The New York legislature on Wednesday voted to extend the states eviction moratorium, protecting tenants facing financial hardships because of COVID-19 from being forced out of their homes through the end of the year.

The state Assembly and Senate, both of which are controlled by Democrats, voted to extend moratoria on residential and commercial evictions and foreclosures for individuals facing financial hardships stemming from COVID-19, in addition to the Tenant Safe Harbor Act, until Jan. 15. 2022.

The extension comes after New York Gov.

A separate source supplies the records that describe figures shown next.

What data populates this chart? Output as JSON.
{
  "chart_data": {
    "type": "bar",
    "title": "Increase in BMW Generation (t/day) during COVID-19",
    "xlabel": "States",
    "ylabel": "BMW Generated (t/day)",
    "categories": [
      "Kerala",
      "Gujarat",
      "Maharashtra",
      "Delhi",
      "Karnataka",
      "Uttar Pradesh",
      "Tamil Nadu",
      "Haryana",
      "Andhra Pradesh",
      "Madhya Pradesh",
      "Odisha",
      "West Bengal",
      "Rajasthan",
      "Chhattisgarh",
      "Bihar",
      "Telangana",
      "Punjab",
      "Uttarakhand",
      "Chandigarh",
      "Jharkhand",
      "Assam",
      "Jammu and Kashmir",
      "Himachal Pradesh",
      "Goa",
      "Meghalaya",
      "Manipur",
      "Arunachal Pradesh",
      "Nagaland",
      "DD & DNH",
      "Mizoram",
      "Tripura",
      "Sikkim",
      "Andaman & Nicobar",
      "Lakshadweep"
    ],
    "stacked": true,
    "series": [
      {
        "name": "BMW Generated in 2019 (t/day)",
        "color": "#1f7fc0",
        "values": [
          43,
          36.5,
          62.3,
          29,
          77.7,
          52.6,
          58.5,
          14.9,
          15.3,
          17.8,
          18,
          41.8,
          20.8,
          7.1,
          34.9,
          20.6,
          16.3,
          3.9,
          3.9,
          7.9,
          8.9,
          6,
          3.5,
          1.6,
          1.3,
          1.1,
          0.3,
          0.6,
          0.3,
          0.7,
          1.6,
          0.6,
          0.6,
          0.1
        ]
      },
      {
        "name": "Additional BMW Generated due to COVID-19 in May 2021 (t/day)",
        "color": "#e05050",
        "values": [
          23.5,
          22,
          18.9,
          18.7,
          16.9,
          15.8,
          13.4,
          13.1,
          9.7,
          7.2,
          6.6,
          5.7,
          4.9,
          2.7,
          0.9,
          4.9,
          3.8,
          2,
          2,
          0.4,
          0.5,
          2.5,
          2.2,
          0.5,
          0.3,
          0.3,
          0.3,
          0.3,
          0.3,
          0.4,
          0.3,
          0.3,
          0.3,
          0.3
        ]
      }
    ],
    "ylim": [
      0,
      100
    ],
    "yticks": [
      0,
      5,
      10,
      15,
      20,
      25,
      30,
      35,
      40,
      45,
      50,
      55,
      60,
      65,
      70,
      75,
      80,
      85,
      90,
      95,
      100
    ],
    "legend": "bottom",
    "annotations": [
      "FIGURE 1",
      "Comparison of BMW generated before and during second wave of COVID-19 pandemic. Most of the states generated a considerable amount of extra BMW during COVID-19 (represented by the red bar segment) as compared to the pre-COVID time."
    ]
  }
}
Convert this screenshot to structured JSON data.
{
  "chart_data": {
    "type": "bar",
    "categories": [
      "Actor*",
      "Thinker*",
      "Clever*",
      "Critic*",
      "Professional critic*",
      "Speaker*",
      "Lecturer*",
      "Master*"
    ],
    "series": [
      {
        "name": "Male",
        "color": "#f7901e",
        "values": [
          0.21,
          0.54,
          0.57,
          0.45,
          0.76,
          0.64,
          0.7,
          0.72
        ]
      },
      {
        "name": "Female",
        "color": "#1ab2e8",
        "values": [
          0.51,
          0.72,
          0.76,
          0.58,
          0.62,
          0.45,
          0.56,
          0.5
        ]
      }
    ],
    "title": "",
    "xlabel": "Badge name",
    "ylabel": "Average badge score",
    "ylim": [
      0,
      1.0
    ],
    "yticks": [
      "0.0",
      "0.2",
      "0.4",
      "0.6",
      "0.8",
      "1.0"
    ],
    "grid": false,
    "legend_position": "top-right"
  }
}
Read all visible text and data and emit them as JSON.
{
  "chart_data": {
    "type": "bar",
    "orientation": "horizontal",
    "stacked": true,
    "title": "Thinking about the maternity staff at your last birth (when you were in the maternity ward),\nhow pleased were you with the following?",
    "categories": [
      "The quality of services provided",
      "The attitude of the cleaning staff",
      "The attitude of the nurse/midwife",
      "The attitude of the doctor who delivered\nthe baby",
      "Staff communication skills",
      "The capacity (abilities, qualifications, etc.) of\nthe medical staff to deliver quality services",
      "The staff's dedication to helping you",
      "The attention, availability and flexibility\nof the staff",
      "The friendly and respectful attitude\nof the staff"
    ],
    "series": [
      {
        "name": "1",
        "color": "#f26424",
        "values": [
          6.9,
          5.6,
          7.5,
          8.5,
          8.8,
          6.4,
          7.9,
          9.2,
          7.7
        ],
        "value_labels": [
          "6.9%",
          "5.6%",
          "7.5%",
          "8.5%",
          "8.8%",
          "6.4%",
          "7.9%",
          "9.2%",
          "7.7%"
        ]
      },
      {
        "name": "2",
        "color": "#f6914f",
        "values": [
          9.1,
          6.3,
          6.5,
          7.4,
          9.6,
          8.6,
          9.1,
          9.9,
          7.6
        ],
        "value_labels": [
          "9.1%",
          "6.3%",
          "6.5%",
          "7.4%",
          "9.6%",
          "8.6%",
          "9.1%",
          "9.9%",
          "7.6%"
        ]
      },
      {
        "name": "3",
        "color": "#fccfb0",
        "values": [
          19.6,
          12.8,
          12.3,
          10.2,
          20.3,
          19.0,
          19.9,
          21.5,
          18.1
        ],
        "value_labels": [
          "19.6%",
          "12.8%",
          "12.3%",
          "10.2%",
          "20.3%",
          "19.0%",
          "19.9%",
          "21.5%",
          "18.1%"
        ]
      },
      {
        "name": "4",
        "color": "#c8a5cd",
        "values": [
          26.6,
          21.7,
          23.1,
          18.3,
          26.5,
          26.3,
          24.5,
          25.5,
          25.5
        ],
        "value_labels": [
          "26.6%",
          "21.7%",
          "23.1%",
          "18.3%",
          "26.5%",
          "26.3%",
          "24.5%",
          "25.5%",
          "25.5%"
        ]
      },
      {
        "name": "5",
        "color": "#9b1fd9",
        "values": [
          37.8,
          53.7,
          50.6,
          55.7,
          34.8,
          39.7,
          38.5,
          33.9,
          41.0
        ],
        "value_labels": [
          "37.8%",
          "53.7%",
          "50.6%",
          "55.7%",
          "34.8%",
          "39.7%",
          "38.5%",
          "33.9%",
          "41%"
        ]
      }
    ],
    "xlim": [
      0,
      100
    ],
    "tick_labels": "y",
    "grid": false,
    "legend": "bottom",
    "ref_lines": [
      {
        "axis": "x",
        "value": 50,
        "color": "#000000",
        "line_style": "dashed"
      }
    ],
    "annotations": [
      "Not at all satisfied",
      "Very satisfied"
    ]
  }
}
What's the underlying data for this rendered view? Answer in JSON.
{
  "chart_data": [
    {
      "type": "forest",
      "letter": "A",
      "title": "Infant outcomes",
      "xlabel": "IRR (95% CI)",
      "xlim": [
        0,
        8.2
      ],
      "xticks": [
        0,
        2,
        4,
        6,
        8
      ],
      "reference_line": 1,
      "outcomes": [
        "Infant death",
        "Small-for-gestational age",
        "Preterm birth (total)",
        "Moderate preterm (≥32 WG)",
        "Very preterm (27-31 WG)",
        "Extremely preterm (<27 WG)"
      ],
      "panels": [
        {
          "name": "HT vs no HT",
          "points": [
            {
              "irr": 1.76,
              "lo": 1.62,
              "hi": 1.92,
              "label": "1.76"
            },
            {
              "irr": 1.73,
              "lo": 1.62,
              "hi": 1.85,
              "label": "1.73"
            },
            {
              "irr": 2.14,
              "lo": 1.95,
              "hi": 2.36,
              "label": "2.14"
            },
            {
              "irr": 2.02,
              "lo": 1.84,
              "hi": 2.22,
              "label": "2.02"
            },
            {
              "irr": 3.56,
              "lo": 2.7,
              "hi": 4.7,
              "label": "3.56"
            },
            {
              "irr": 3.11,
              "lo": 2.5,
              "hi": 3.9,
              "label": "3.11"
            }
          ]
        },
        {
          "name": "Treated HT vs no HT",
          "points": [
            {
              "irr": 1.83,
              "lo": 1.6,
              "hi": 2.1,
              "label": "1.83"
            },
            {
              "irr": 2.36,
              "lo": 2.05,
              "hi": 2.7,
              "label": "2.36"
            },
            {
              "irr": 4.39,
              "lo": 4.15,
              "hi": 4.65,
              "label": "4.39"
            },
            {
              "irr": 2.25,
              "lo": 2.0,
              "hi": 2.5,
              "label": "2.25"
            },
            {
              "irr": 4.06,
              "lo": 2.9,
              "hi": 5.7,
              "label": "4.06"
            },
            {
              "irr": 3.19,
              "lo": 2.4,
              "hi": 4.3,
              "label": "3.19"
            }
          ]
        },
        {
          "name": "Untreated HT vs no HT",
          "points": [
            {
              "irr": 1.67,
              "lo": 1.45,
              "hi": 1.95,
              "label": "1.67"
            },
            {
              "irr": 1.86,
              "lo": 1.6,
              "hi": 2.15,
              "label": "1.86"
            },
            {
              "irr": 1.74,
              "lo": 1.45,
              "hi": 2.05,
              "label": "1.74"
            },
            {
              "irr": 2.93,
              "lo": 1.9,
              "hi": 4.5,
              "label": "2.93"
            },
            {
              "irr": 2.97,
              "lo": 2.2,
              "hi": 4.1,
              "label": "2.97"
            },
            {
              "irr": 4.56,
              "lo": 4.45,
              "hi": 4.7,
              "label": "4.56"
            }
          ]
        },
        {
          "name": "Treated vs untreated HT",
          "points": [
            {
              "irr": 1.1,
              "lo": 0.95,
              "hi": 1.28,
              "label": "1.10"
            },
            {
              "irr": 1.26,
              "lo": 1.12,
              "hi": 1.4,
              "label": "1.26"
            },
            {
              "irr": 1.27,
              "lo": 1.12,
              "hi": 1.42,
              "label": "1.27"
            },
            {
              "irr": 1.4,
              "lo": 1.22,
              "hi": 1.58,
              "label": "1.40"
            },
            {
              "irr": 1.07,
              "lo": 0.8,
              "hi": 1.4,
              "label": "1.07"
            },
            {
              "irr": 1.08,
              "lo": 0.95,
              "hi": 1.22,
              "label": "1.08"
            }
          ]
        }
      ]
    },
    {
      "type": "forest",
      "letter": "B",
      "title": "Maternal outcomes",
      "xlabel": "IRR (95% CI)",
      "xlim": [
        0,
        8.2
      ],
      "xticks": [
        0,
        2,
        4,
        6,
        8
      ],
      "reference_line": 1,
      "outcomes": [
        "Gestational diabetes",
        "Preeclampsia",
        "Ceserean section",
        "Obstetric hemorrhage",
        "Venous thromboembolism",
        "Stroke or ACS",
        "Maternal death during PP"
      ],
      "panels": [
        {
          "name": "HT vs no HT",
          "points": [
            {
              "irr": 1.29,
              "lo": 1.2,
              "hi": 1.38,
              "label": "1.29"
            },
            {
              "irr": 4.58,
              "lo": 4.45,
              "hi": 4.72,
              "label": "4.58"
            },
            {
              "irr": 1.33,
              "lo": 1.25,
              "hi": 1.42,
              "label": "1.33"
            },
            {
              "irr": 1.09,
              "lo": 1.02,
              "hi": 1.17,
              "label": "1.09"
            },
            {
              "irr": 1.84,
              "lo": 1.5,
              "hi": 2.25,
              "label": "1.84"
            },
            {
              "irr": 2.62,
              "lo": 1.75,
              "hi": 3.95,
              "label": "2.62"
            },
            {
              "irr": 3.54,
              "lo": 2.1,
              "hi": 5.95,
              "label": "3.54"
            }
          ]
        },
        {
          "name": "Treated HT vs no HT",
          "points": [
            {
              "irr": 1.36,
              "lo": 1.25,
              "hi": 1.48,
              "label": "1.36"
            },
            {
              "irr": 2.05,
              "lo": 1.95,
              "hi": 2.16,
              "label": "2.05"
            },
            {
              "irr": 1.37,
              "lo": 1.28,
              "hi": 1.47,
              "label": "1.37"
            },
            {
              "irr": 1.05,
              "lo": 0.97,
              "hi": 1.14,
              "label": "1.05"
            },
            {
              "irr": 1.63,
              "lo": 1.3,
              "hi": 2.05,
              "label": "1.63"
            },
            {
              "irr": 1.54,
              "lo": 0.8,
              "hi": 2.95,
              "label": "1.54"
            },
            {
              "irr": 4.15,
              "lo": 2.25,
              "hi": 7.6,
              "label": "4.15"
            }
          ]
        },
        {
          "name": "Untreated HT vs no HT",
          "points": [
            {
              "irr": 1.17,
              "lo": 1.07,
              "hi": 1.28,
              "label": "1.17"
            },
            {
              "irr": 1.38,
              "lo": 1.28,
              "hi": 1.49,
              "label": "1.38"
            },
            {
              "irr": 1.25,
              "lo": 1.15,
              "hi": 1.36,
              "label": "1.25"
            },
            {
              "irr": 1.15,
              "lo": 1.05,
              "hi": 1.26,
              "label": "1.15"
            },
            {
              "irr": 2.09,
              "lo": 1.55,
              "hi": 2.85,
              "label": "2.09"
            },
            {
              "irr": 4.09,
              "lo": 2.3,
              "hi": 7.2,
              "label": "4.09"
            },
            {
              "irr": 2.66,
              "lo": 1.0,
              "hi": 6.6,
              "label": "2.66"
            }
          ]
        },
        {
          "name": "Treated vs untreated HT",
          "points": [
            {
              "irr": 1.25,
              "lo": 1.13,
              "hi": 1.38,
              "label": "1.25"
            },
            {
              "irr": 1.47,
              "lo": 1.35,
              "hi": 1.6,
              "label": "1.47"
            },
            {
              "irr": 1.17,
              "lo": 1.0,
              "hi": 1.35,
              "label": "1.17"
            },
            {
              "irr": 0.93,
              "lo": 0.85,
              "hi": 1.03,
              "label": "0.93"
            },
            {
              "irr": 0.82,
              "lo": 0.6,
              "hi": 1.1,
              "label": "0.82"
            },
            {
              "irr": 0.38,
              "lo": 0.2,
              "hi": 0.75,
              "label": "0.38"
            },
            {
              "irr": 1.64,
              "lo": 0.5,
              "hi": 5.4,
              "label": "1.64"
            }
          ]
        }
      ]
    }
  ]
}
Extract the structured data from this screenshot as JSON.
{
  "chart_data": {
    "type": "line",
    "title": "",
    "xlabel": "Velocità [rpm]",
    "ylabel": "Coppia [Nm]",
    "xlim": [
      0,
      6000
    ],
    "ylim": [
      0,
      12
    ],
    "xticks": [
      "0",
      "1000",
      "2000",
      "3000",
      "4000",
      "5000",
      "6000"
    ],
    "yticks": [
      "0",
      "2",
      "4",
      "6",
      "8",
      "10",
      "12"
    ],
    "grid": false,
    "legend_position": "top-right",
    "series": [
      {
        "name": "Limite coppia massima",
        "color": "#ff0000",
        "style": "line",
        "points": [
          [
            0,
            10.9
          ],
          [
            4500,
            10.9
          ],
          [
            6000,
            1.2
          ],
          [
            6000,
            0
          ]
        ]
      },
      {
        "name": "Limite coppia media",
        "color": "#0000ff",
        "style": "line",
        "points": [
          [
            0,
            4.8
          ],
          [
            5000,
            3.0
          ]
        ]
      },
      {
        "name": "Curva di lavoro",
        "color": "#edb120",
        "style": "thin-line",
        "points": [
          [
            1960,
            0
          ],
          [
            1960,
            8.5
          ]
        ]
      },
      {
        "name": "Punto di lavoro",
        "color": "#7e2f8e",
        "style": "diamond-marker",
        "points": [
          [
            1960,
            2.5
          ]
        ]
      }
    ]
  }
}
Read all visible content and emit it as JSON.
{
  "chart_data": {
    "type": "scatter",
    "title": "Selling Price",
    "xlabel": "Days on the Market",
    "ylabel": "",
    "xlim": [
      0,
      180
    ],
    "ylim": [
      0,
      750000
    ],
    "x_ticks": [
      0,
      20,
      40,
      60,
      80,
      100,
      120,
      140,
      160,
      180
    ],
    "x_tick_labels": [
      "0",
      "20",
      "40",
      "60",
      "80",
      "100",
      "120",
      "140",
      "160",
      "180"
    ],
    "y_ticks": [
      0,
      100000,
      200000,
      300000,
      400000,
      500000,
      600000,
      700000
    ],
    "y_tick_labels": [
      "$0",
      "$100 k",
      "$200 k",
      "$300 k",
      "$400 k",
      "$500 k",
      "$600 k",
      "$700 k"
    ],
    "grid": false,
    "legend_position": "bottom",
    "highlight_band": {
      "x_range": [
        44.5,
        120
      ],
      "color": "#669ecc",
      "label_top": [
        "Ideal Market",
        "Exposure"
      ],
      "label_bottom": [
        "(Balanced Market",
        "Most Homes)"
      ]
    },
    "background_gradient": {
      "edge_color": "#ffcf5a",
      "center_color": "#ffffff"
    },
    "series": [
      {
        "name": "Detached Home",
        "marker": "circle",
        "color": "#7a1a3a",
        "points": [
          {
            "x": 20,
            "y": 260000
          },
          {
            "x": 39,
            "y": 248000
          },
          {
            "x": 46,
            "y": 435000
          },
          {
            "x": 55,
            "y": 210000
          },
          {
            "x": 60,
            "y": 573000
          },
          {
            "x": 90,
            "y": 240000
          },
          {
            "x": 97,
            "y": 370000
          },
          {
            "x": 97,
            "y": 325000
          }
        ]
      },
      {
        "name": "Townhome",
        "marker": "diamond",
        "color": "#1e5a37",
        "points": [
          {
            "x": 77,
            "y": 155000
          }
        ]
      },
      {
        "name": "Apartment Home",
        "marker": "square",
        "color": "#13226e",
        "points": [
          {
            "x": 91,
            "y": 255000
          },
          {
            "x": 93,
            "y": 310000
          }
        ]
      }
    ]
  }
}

Kathy Hochul (D) called a special legislative session for Wednesday to extend the eviction moratorium after the Supreme Court blocked the federal eviction freeze that was implemented by the Biden administration.

The legislation passed, but received strong opposition from Republicans, according to The New York Times.

Hochul had been considering convening a special session to address the eviction moratorium, and ultimately made an announcement on Tuesday.

Her goal was to get the eviction freeze extended until Jan. 15.

The extension also came after the U.S. Supreme Court temporarily blocked part of New Yorks eviction moratorium, which barred landlords from challenging a tenants self-certified claim of financial hardship.

The legislation passed on Wednesday addressed the courts decision, providing a tool for landlords to challenge a tenants declaration of hardship in court.

If the hardship claim is bolstered, the court would then be mandated to tell parties to file an application for assistance, according to the assembly.

Assembly Speaker Carl Heastie (D) said the extension will give New Yorkers peace of mind.

By extending the eviction and foreclosure moratoriums for those suffering financial hardship, we will give New Yorkers the peace of mind that they can stay in their homes while they go through the process of getting rental assistance either through ERAP or the State Supplemental Rental Assistance Fund, Heastie said in a statement.

The Hill reached out to Hochul for comment.